From the State Journal-Register (Springfield, IL), 11/6/94: Evolution in the blink of an e
From the State Journal-Register (Springfield, IL), 11/6/94:
Evolution in the blink of an eye
by Carol Yaesuk Yoon
N.Y. Times News Service
One of the most fascinating yet awkward problems that have challenged
biologists since Charles Darwin is how to explain the evolution of complex
structures such as the eye and the wing. How does a blind force like natural
selection sculpt from almost nothing a supremely delicate mechanism such as the
inner structure of the ear?
The trick, so hard to understand, is one that apparently gives evolution no
bother. The eye, for instance, is an organ that has evolved not once but
perhaps dozens of times, since insects, octopuses, mammals and other groups all
have eyes of quite different structure.
Scientists studying how the trick is accomplished at the level of genes and
their protein molecules say they are finding a common thread in this varied
tapestry: evolution produces the strikingly new by tinkering with the old.
Animals do not evolve whole new suites of genes and proteins to build
complex structures. Instead a species appears to construct useful new features
by adapting existing molecules to new uses.
"We're now beginning to provide some answers to the questions Darwin
raised," said Dr. Margaret McFall-Ngai, a developmental biologist at the
University of Souther California at Los Angeles and one of the speakers
discussing the evolution of novelty at a meeting on development and evolution
last week at Indiana University in Bloomington. "We're finding that the
organism is extremely resourceful. It has a set of cards to play and it can
deal them up a bunch of different ways to come up with novel structures. It's
changing our ideas about how these structures are formed."

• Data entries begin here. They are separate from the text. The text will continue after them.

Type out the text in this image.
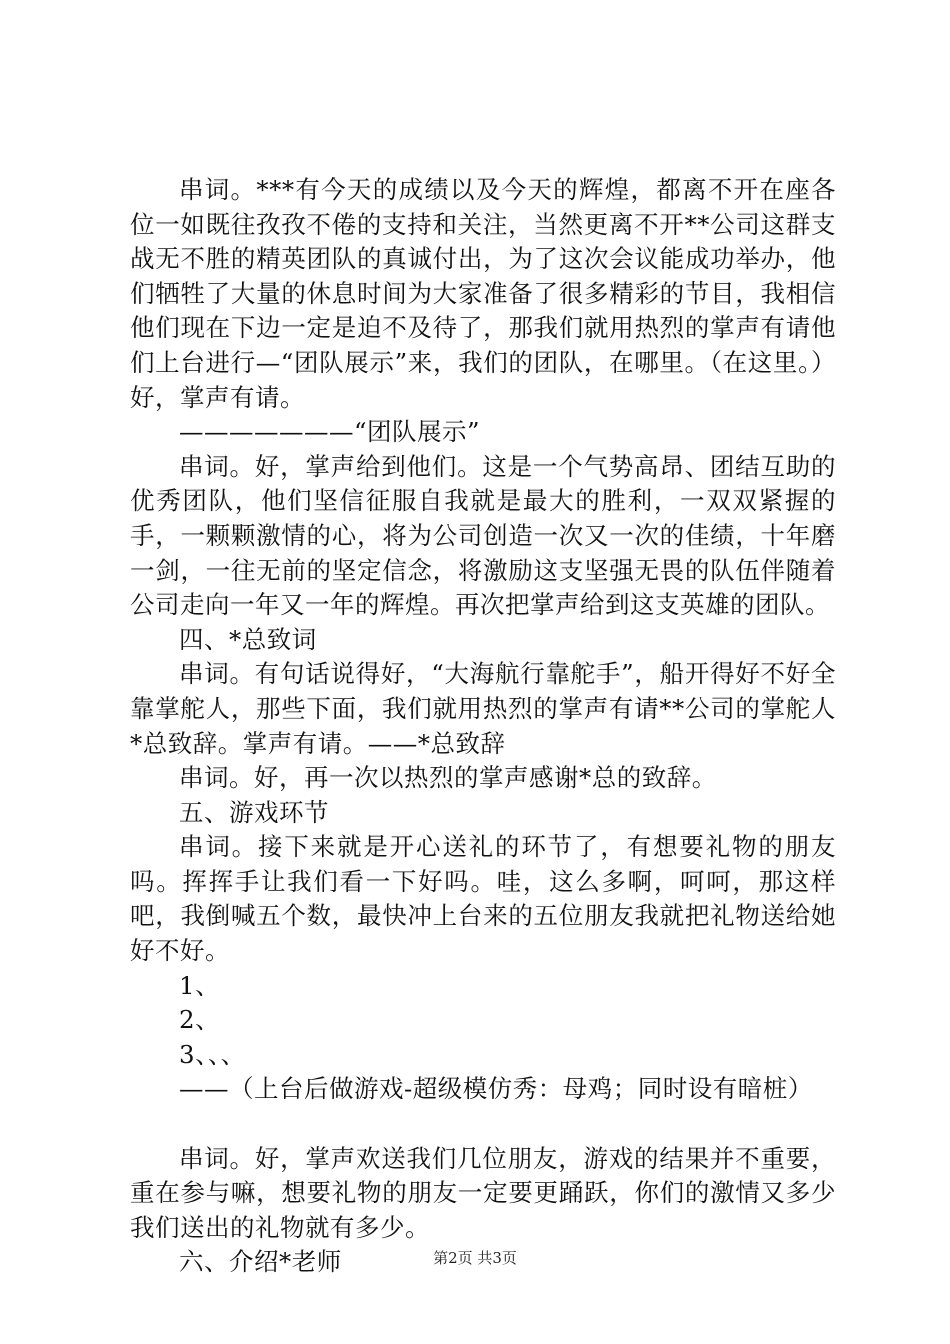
串词。***有今天的成绩以及今天的辉煌，都离不开在座各位一如既往孜孜不倦的支持和关注，当然更离不开**公司这群支战无不胜的精英团队的真诚付出，为了这次会议能成功举办，他们牺牲了大量的休息时间为大家准备了很多精彩的节目，我相信他们现在下边一定是迫不及待了，那我们就用热烈的掌声有请他们上台进行—“团队展示”来，我们的团队，在哪里。（在这里。）好，掌声有请。

———————“团队展示”

串词。好，掌声给到他们。这是一个气势高昂、团结互助的优秀团队，他们坚信征服自我就是最大的胜利，一双双紧握的手，一颗颗激情的心，将为公司创造一次又一次的佳绩，十年磨一剑，一往无前的坚定信念，将激励这支坚强无畏的队伍伴随着公司走向一年又一年的辉煌。再次把掌声给到这支英雄的团队。

四、*总致词

串词。有句话说得好，“大海航行靠舵手”，船开得好不好全靠掌舵人，那些下面，我们就用热烈的掌声有请**公司的掌舵人*总致辞。掌声有请。——*总致辞

串词。好，再一次以热烈的掌声感谢*总的致辞。

五、游戏环节

串词。接下来就是开心送礼的环节了，有想要礼物的朋友吗。挥挥手让我们看一下好吗。哇，这么多啊，呵呵，那这样吧，我倒喊五个数，最快冲上台来的五位朋友我就把礼物送给她好不好。

1、

2、

3、、、

——（上台后做游戏-超级模仿秀：母鸡；同时设有暗桩）

串词。好，掌声欢送我们几位朋友，游戏的结果并不重要，重在参与嘛，想要礼物的朋友一定要更踊跃，你们的激情又多少我们送出的礼物就有多少。

六、介绍*老师	第2页 共3页
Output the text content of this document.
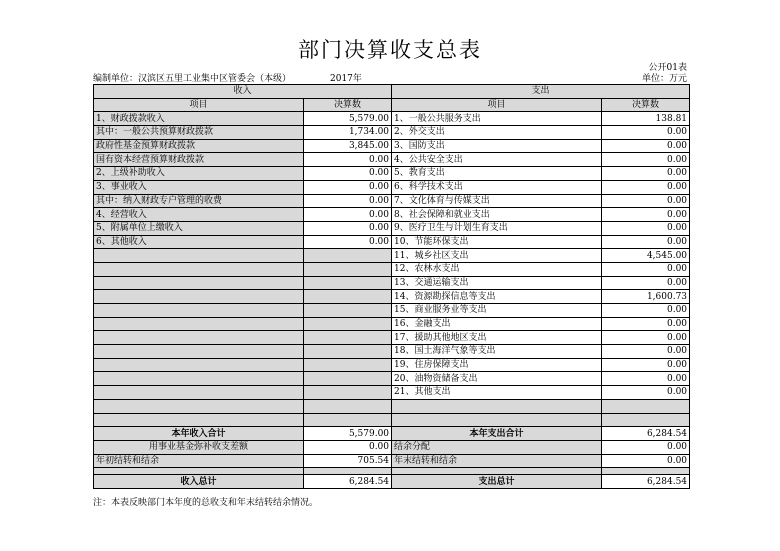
部门决算收支总表
公开01表
编制单位：汉滨区五里工业集中区管委会（本级）	2017年	单位：万元
收入		支出	
项目	决算数	项目	决算数
1、财政拨款收入	5,579.00	1、一般公共服务支出	138.81
其中：一般公共预算财政拨款	1,734.00	2、外交支出	0.00
政府性基金预算财政拨款	3,845.00	3、国防支出	0.00
国有资本经营预算财政拨款	0.00	4、公共安全支出	0.00
2、上级补助收入	0.00	5、教育支出	0.00
3、事业收入	0.00	6、科学技术支出	0.00
其中：纳入财政专户管理的收费	0.00	7、文化体育与传媒支出	0.00
4、经营收入	0.00	8、社会保障和就业支出	0.00
5、附属单位上缴收入	0.00	9、医疗卫生与计划生育支出	0.00
6、其他收入	0.00	10、节能环保支出	0.00
		11、城乡社区支出	4,545.00
		12、农林水支出	0.00
		13、交通运输支出	0.00
		14、资源勘探信息等支出	1,600.73
		15、商业服务业等支出	0.00
		16、金融支出	0.00
		17、援助其他地区支出	0.00
		18、国土海洋气象等支出	0.00
		19、住房保障支出	0.00
		20、油物资储备支出	0.00
		21、其他支出	0.00

本年收入合计	5,579.00	本年支出合计	6,284.54
用事业基金弥补收支差额	0.00	结余分配	0.00
年初结转和结余	705.54	年末结转和结余	0.00

收入总计	6,284.54	支出总计	6,284.54
注：本表反映部门本年度的总收支和年末结转结余情况。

Dr. Rudy Raff, director of the Institute for Molecular and Cellular Biology
at Indiana University and an organizer of the symposium, said: "The most
surprising and important discovery is the sameness. You see the same genes
used again and again, always co-opted for other uses. If you just take what
you have and reorganize it, you can make something new rather quickly, and I
think that's the way evolution works. And that's one of the surprising things
molecular biology has really revealed.
The puzzle of how an organ as exquisitely complex as an eye could first
evolve was problematic enough that Darwin felt compelled to discuss it at
length in his book "The Origin of Species" in a chapter entitled "Difficulties
of the Theory."
"It's the problem of the incipient stages of useful structures," said Dr.
Stephen Jay Gould, an evolutionary biologist at Harvard University who was the
keynote speaker at the meeting. "We can all see what wings are for when
they're complete wings. But just a few percent of a wing, what good is that?
Darwin's general answer is that it must exist for other purposes, and that
continues as the key theme in the evolution of novelty. You can't get
complexity out of nowhere."
And indeed you don't, as researchers at the National Institutes of Health
studying eye lenses are discovering.
The lens is a remarkable transparent structure filled with proteins called
crystallins, which have been an object of study for more than a century. Found
in great quantities in the lens and perfectly arranged to focus light,
crystallins were long thought to be highly specialized lens proteins that
evolved solely to allow animals to see.
But as researchers studying these proteins are discovering, the evolution
of the lens may have been a lot simpler than was imagined and may begin to
provide lessons in how such complex structures arise in general.
"The story in lens shows that you can evolve complex body parts by
borrowing specialized proteins that are being used for one function for use in
an entirely different function," said Dr. Joram Piatigorsky, chief of the
laboratory of molecular and developmental biology at the National Eye Institute
in Bethesda, Md., and a speaker at the meeting. "I'd rather expect that
similar kinds of things are going on everywhere."